Fixed-point is worth considering when you are targeting an
FPU-less core and the cycle or code-size cost of software float is prohibitive, when you need strict determinism across platforms, or when your dynamic range is bounded and known at design time. The EmbeddedRelated posts 'How to Build a Fixed-Point PI Controller That Just Works' and 'Round Round Get Around: Why Fixed-Point Right-Shifts Are Just Fine' cover the practical mechanics. The trade-off is added complexity in managing scaling factors and avoiding overflow, discussed in 'Understanding and Preventing Overflow'.
Do I need to save FPU registers in an RTOS context switch?
Yes, if any task or
ISR uses floating-point.

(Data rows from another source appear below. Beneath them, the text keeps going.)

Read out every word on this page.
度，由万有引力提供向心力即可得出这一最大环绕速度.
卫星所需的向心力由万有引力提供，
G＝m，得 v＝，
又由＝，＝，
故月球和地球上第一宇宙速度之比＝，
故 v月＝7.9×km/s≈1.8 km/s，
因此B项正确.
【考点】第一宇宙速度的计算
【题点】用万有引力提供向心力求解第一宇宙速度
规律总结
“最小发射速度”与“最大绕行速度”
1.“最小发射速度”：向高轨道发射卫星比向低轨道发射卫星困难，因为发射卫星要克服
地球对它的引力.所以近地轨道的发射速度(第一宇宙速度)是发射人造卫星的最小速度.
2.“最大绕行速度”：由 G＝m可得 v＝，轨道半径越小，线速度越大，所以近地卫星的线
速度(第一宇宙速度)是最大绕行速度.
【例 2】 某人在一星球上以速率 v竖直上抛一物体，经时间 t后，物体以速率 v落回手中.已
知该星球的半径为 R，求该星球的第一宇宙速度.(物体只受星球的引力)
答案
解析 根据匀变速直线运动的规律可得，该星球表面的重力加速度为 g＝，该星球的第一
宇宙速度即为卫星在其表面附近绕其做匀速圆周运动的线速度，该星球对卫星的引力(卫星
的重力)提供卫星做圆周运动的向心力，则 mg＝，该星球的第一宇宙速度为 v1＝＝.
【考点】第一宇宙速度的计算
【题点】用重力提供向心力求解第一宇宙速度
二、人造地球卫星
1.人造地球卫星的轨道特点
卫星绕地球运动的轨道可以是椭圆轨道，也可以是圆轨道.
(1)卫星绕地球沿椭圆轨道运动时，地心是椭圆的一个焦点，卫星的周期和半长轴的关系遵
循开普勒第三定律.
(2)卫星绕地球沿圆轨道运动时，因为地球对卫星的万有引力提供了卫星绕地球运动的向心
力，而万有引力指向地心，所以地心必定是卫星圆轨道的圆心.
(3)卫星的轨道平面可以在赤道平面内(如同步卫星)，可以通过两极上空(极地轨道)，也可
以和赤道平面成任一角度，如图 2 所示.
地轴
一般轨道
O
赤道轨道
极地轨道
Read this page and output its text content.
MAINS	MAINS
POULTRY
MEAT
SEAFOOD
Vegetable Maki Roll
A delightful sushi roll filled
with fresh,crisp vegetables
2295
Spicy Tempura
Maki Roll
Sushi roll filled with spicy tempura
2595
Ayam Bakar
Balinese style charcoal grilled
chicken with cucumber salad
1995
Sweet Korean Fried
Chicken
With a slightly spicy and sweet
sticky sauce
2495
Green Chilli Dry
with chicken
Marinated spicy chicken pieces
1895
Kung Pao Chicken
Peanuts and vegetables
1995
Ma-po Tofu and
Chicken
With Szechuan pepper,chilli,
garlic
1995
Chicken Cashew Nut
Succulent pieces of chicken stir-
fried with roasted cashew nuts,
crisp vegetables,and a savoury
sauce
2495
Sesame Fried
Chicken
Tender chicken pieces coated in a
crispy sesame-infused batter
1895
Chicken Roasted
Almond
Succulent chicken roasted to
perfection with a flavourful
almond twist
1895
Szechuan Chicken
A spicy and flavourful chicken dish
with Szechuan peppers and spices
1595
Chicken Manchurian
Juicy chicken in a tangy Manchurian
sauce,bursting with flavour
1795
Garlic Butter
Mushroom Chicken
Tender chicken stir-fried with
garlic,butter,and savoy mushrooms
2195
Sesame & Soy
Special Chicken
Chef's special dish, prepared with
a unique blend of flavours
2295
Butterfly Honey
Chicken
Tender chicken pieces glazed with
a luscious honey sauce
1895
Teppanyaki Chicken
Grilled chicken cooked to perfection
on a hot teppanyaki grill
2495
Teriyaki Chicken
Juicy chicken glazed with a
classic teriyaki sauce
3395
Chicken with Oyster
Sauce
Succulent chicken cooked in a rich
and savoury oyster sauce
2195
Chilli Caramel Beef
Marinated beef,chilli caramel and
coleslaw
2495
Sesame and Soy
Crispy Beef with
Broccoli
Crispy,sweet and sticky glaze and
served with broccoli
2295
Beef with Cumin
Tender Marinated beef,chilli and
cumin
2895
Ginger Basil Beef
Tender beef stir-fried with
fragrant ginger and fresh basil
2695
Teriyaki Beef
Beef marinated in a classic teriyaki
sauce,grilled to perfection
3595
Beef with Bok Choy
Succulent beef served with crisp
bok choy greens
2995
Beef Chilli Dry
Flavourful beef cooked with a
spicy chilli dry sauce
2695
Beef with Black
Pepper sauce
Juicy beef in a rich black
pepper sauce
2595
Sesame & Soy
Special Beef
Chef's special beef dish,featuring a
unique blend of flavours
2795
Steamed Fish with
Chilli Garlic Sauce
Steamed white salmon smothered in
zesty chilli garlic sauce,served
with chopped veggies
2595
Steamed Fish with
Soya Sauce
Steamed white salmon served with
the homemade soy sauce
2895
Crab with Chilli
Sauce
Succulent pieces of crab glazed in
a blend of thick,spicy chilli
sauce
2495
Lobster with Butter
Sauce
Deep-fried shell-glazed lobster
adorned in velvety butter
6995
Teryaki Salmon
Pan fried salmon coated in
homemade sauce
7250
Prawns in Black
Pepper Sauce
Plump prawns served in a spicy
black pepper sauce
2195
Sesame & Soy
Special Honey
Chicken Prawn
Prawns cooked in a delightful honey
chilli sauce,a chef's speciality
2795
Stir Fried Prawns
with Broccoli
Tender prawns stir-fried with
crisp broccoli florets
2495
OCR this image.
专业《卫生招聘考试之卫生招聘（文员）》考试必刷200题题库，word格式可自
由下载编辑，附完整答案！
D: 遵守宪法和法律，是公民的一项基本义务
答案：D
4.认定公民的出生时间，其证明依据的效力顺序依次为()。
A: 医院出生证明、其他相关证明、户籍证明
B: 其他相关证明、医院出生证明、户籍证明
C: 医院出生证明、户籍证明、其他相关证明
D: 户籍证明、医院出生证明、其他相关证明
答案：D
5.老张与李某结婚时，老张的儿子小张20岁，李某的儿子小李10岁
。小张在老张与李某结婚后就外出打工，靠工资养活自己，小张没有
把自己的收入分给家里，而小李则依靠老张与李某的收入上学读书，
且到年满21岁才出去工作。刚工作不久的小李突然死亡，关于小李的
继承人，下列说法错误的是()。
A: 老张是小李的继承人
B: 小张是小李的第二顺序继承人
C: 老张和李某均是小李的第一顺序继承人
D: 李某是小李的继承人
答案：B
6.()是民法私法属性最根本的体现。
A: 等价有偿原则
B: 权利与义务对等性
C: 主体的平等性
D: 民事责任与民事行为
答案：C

On ARM Cortex-M cores with an
FPU, the hardware supports lazy stacking, which defers saving FPU
registers on exception entry until the FPU state is actually needed, rather than saving it unconditionally on every exception entry. Most production RTOS ports (
FreeRTOS, Zephyr, ThreadX) provide FPU-aware context switch code, but it is usually opt-in. If you enable the FPU but use an RTOS port that does not save FPU state, you will get hard-to-reproduce data corruption in tasks that use floating-point.
Differentiators vs similar concepts
Floating-point is frequently contrasted with fixed-point representation. Fixed-point encodes a value as a scaled integer (e.g., Q15 or Q31 format), keeping the radix point at a statically defined bit position.
Fixed-point arithmetic uses standard integer hardware, making it efficient on any core, but requires the programmer to manage scaling, prevent overflow, and accept a dynamic range limited by the chosen format. Floating-point handles a vastly wider dynamic range automatically and is more readable, but requires either
FPU hardware or a slow software library. A separate contrast exists between float (32-bit, ~7 decimal digits of precision) and double (64-bit, ~15 decimal digits): on MCUs whose FPU only supports single-precision, using double reverts those operations to software execution.